Step one is to go into the options and set the health bars to infinite. This means that the only way to win is to knock your opponent off the the stage and score a Ring Out. Now start a versus game, and choose Charade as your fighter.
This isn't out of any love for the character of Charade, who is nothing more than a way of randomly selecting a character due to his gimmick being that he switches to a random character's fighting style at the start of each round. This helps head off any arguments about fairness, as all is decided by the unknowable whims of Charade.
The final step - and this is the most important one - is to make sure you choose to fight on the Ice version of the Crypt stage.
Congratulations, you now have a battle between two random fighters where only Ring Outs count, and it takes place on an extremely slippery surface with no walls. It's sumo wrestling on an ice rink, It's A Knockout meets the Winter Olympics, and it's bloody hilarious, especially when both players end up being big, beefy characters like Astaroth and subsequently spend the entire match trying to land huge hits, only to miss and see themselves slide off the stage and to their doom, their momentum condemning them to a frosty death. Charade on Ice, folks - try it, won't you?
Megaman Ladder Decapitation
I'm sure you're all aware that if you jump into the doors to the boss rooms in the NES Mega Man games, Megaman will hover and slide into the room as the screen pans across, like so.
Far be it from me to tell you how you should be enjoying your digital entertainment media, but if you don't make Megaman jump and float as though he's sliding along the ceiling into every single boss room, you're playing the game wrong.
An interesting quirk, but what about Megaman's head falling off every time he reaches the top of a ladder?
Obviously, his head doesn't actually disappear - this is just an extra frame showing the Blue Bomber hauling himself over the top of the ladder. I wish I could go back in time and tell my younger self this, because when I was a kid it never registered that this was intentional. It didn't click until embarrassingly late in my life that yes, it's supposed to look like that. Capcom knew what they were doing. It's a nice bit of animation. I've come to accept that now, along with the folly of my youth.
The Cowardly Skelerang
Amongst the many and varied enemies in Castlevania: Symphony of the Night are the Skelerangs.

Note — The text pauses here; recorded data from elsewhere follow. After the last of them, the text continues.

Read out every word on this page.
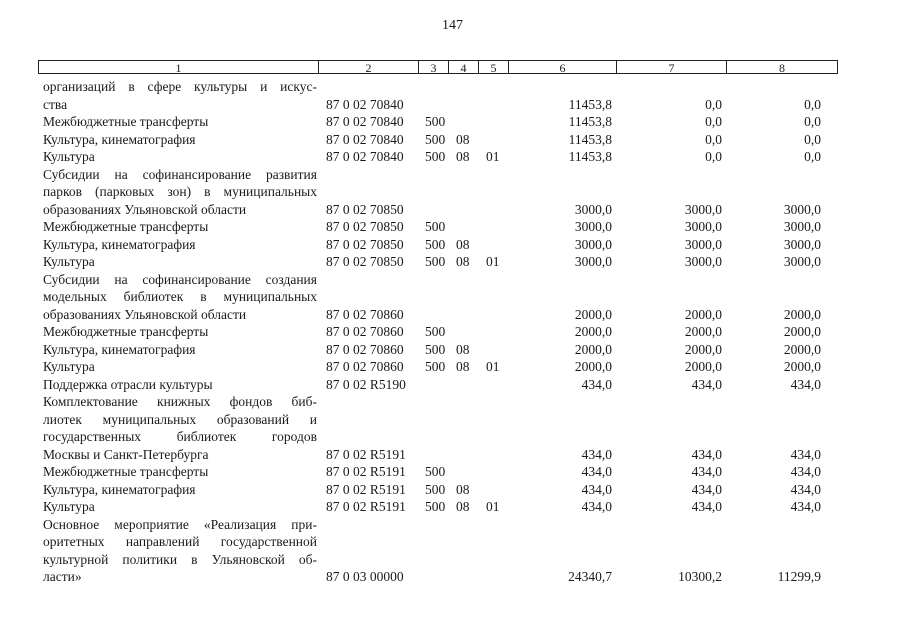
147
1	2	3	4	5	6	7	8
организаций в сфере культуры и искус-
ства	87 0 02 70840	11453,8	0,0	0,0
Межбюджетные трансферты	87 0 02 70840 500	11453,8	0,0	0,0
Культура, кинематография	87 0 02 70840 500 08	11453,8	0,0	0,0
Культура	87 0 02 70840 500 08 01	11453,8	0,0	0,0
Субсидии на софинансирование развития
парков (парковых зон) в муниципальных
образованиях Ульяновской области	87 0 02 70850	3000,0	3000,0	3000,0
Межбюджетные трансферты	87 0 02 70850 500	3000,0	3000,0	3000,0
Культура, кинематография	87 0 02 70850 500 08	3000,0	3000,0	3000,0
Культура	87 0 02 70850 500 08 01	3000,0	3000,0	3000,0
Субсидии на софинансирование создания
модельных библиотек в муниципальных
образованиях Ульяновской области	87 0 02 70860	2000,0	2000,0	2000,0
Межбюджетные трансферты	87 0 02 70860 500	2000,0	2000,0	2000,0
Культура, кинематография	87 0 02 70860 500 08	2000,0	2000,0	2000,0
Культура	87 0 02 70860 500 08 01	2000,0	2000,0	2000,0
Поддержка отрасли культуры	87 0 02 R5190	434,0	434,0	434,0
Комплектование книжных фондов биб-
лиотек муниципальных образований и
государственных библиотек городов
Москвы и Санкт-Петербурга	87 0 02 R5191	434,0	434,0	434,0
Межбюджетные трансферты	87 0 02 R5191 500	434,0	434,0	434,0
Культура, кинематография	87 0 02 R5191 500 08	434,0	434,0	434,0
Культура	87 0 02 R5191 500 08 01	434,0	434,0	434,0
Основное мероприятие «Реализация при-
оритетных направлений государственной
культурной политики в Ульяновской об-
ласти»	87 0 03 00000	24340,7	10300,2	11299,9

They are skeletons with boomerangs, because Dracula is too busy rising from the grave every five minutes to come up with original names for all his minions. See also: Bloody Zombies, Dark Octopus.
So, the long-dead bones of an Australian are resurrected and transported to Dracula's castle, where they do what they did best in life: hang around on ledges and throw boomerangs at anything that wanders by. Unfortunately that is all they can do - they have no close range attacks and they can barely even move. They are not equipped to take on Alucard should he manage to avoid their boomerangs, and they know this. That's why if Alucard gets close but doesn't attack and instead stands over them, (presumably while employing some kind of menacing half-vampire stare,) they curl up into the foetal position and tremble in terror.
A rare feeling of power in a game where the foulest demons of hell (plus characters from The Wizard of Oz) are arrayed against you. A rare feeling until you get the Crissaegrim, at least. That thing turns Alucard into a nattily-dressed combine harvester.
There you go, then: five little things to put a smile on your face, a spring in your step or, in the case of Timothy Dalton's giant head, fill you with a creeping feeling that he's watching you while you sleep. Actually, I think that last one might just be me.